No abrigo do ponto
de ônibus a senhorinha lia um livro. Ela aparentava ter uns setenta anos. Uma
mulher corpulenta de meia-idade sentou-se ao seu lado. Ela chegou com uma moça
e um garoto, ambos adolescentes, que ficaram de pé.
A jovem magrinha falava
com o rapaz:
– Hoje à noite não
vou pra balada. Vou votar no paredão. E vou o ganhar o bolão da firma...
– Fizeram um bolão?
Quem teve a ideia? – perguntou o garoto.
– Eu, claro!
A mulher corpulenta
virou-se para senhorinha:
– São seus filhos?
– Só ela. Ele é um
vizinho. Ela não perde nenhum Big Brother. Vota no paredão, anota os detalhes
das provas e presta atenção em tudo. Vai se candidatar para o próximo.

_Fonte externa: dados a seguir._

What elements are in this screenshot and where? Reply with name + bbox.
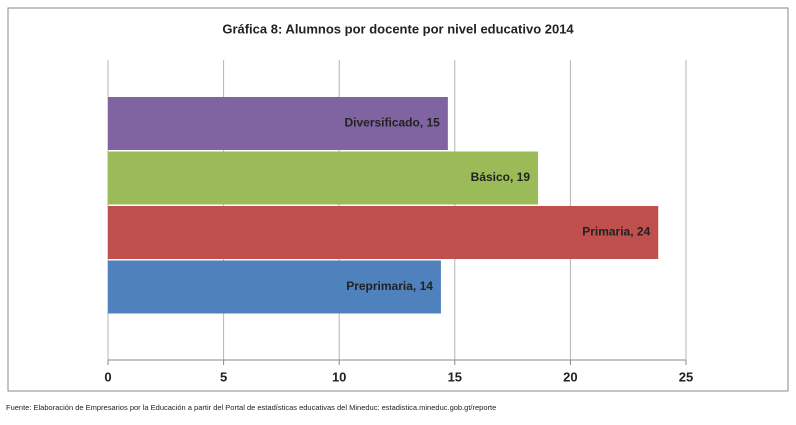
data-label: Básico, 19 [471,170,531,184]
bar [108,206,659,259]
chart-title: Gráfica 8: Alumnos por docente por nivel… [222,21,574,36]
x-tick-label: 10 [332,369,346,384]
bar [108,97,448,150]
data-label: Primaria, 24 [582,225,650,239]
bar [108,151,539,205]
bar [108,260,441,314]
x-tick-label: 25 [679,369,693,384]
x-tick-label: 15 [448,369,462,384]
x-tick-label: 0 [104,369,111,384]
data-label: Preprimaria, 14 [346,279,433,293]
data-label: Diversificado, 15 [344,116,440,130]
x-tick-label: 5 [220,369,227,384]
x-tick-label: 20 [563,369,577,384]
source-note: Fuente: Elaboración de Empresarios por l… [6,403,496,412]
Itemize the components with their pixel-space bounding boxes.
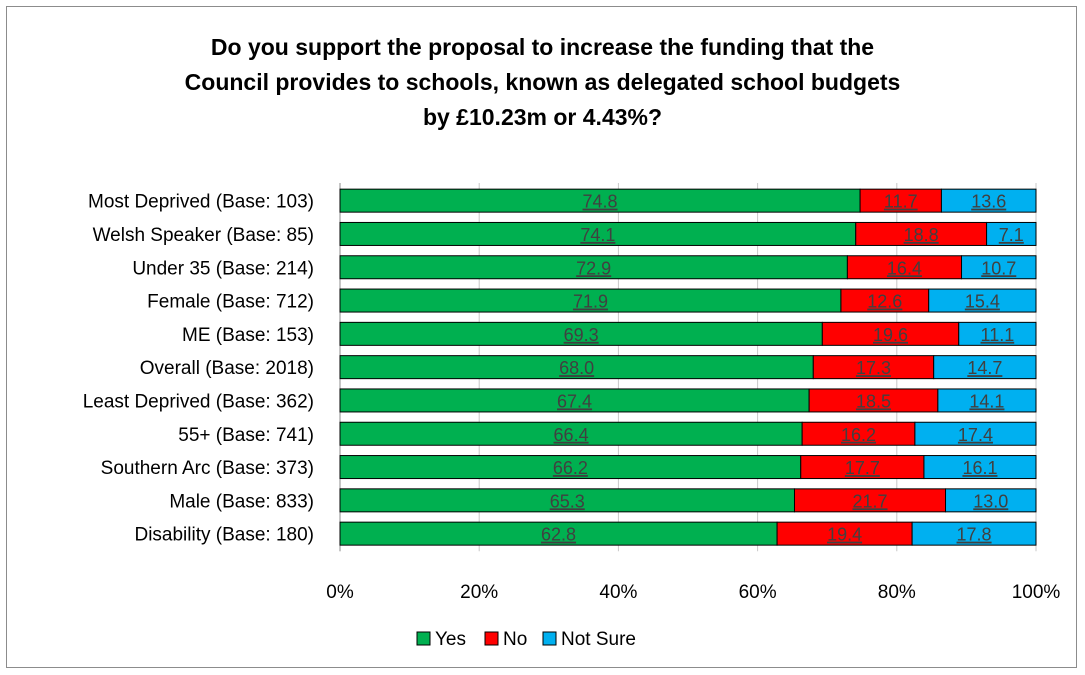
chart-title-line-2: Council provides to schools, known as de… <box>184 69 901 95</box>
data-label: 65.3 <box>550 491 585 511</box>
data-label: 21.7 <box>852 491 887 511</box>
legend-label: No <box>503 629 527 650</box>
data-label: 14.7 <box>967 358 1002 378</box>
bar-segment-not-sure <box>958 321 1037 346</box>
data-label: 17.7 <box>845 458 880 478</box>
data-label: 10.7 <box>981 258 1016 278</box>
category-labels: Most Deprived (Base: 103) Welsh Speaker (… <box>83 192 314 546</box>
data-label: 68.0 <box>559 358 594 378</box>
data-label: 62.8 <box>541 525 576 545</box>
bar-segment-not-sure <box>928 288 1037 313</box>
data-label: 15.4 <box>965 292 1000 312</box>
x-tick-label: 60% <box>739 582 777 603</box>
data-label: 11.7 <box>884 192 918 212</box>
chart-title-line-3: by £10.23m or 4.43%? <box>422 104 663 130</box>
x-tick-label: 0% <box>326 582 354 603</box>
chart-title-line-1: Do you support the proposal to increase … <box>210 34 875 60</box>
data-label: 12.6 <box>867 292 902 312</box>
data-label: 19.4 <box>827 525 862 545</box>
bar-segment-not-sure <box>911 521 1037 546</box>
bar-segment-not-sure <box>940 188 1037 213</box>
x-tick-labels: 0% 20% 40% 60% 80% 100% <box>326 582 1060 603</box>
category-label: Disability (Base: 180) <box>134 525 314 546</box>
data-label: 74.8 <box>583 192 618 212</box>
bar-segment-not-sure <box>937 388 1037 413</box>
data-label: 14.1 <box>969 391 1004 411</box>
category-label: Under 35 (Base: 214) <box>132 258 314 279</box>
legend-swatch <box>542 631 557 646</box>
x-tick-label: 20% <box>460 582 498 603</box>
category-label: Male (Base: 833) <box>169 491 314 512</box>
category-label: Welsh Speaker (Base: 85) <box>93 225 314 246</box>
data-label: 16.4 <box>887 258 922 278</box>
data-label: 72.9 <box>576 258 611 278</box>
data-label: 13.0 <box>973 491 1008 511</box>
legend-swatch <box>484 631 499 646</box>
data-label: 17.8 <box>957 525 992 545</box>
category-label: Southern Arc (Base: 373) <box>101 458 314 479</box>
category-label: Most Deprived (Base: 103) <box>88 192 314 213</box>
data-labels: 74.8 11.7 13.6 74.1 18.8 7.1 72.9 16.4 10.7 71.9 1… <box>541 192 1024 545</box>
category-label: Overall (Base: 2018) <box>140 358 314 379</box>
data-label: 17.4 <box>958 425 993 445</box>
bar-segment-not-sure <box>914 421 1037 446</box>
legend-label: Yes <box>435 629 466 650</box>
bar-segments <box>339 188 1037 546</box>
data-label: 74.1 <box>580 225 615 245</box>
bar-segment-not-sure <box>986 221 1037 246</box>
legend-swatch <box>416 631 431 646</box>
bar-segment-not-sure <box>961 255 1037 280</box>
data-label: 66.4 <box>554 425 589 445</box>
data-label: 67.4 <box>557 391 592 411</box>
chart-title: Do you support the proposal to increase … <box>0 30 1085 135</box>
data-label: 19.6 <box>873 325 908 345</box>
legend: Yes No Not Sure <box>416 629 636 650</box>
x-tick-label: 100% <box>1012 582 1061 603</box>
data-label: 18.5 <box>856 391 891 411</box>
data-label: 7.1 <box>999 225 1024 245</box>
bar-segment-not-sure <box>933 355 1037 380</box>
category-label: Least Deprived (Base: 362) <box>83 391 314 412</box>
data-label: 18.8 <box>904 225 939 245</box>
category-label: ME (Base: 153) <box>182 325 314 346</box>
x-tick-label: 40% <box>599 582 637 603</box>
bar-segment-not-sure <box>923 455 1037 480</box>
x-tick-label: 80% <box>878 582 916 603</box>
category-label: 55+ (Base: 741) <box>178 425 314 446</box>
data-label: 69.3 <box>564 325 599 345</box>
data-label: 13.6 <box>971 192 1006 212</box>
data-label: 11.1 <box>981 325 1015 345</box>
legend-label: Not Sure <box>561 629 636 650</box>
category-label: Female (Base: 712) <box>147 292 314 313</box>
data-label: 66.2 <box>553 458 588 478</box>
data-label: 71.9 <box>573 292 608 312</box>
data-label: 17.3 <box>856 358 891 378</box>
data-label: 16.2 <box>841 425 876 445</box>
bar-segment-not-sure <box>945 488 1037 513</box>
data-label: 16.1 <box>962 458 997 478</box>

Esforçada... Faz academia todo dia para vencer as provas de resistência. Está
em ótima forma! Tenho muito orgulho dela!
A senhorinha,
professora de antropologia aposentada, estava adorando. A conversa era um prato
cheio para quem passou a vida estudando sociedades e cultura...
– Que idade tem sua
filha?
– Dezoito.
– Ela estuda?
– Terminou o ensino
médio no ano passado. Mas não quer fazer faculdade... A senhora sabe como é, os
jovens se matam por um diploma e depois não conseguem trabalho...
– Entendo...
– Ela trabalha numa
sapataria, mas a chance dela vai ser esse programa... A senhora assiste?
– Não, mas ouço
falar por aí.
– Eu digo pra ela
que temos que agradecer a Deus. Na minha época uma moça da idade dela tinha
poucas chances de vencer na vida se fosse de família simples...
– É o mundo está
muito mudado...
– Mas ela é
esperta. Sabe que a seleção é difícil. Não fica contando só com isso. Fez
inscrição para ser bailarina do Faustão e Panicat... Vai tentando tudo... Mas
se ela ganhar, o dinheiro do Big Brother vai ser bem empregado! Ela tem a
cabeça no lugar. Quer comprar um apartamento e um carro. A senhora tem carro?
– Tenho um pequeno.
– E fica aqui no
ponto? Se eu tivesse carro nunca mais parava aqui... Não gosta de dirigir?
– Gosto, mas o
seletivo me deixa na porta do shopping, então me poupo de enfrentar o trânsito.
– Ah! Gosta de
comprar no shopping... Minha filha também. Chega em casa cheia daquelas sacolas
lindas...
– Na verdade não
costumo comprar muito. Vou só buscar meus óculos e passar na livraria...
O ônibus 56 se
aproximava e a mulher corpulenta se levantou. Os jovens se aproximaram da guia
e fizeram sinal de parada.
– É o meu ônibus...
– Boa sorte para a
senhora e sua filha.
–
Obrigada. O mundo ainda vai falar dela. O nome dela é Sheila! – e ao subir o
primeiro degrau se virou para trás. – Quem viver, verá!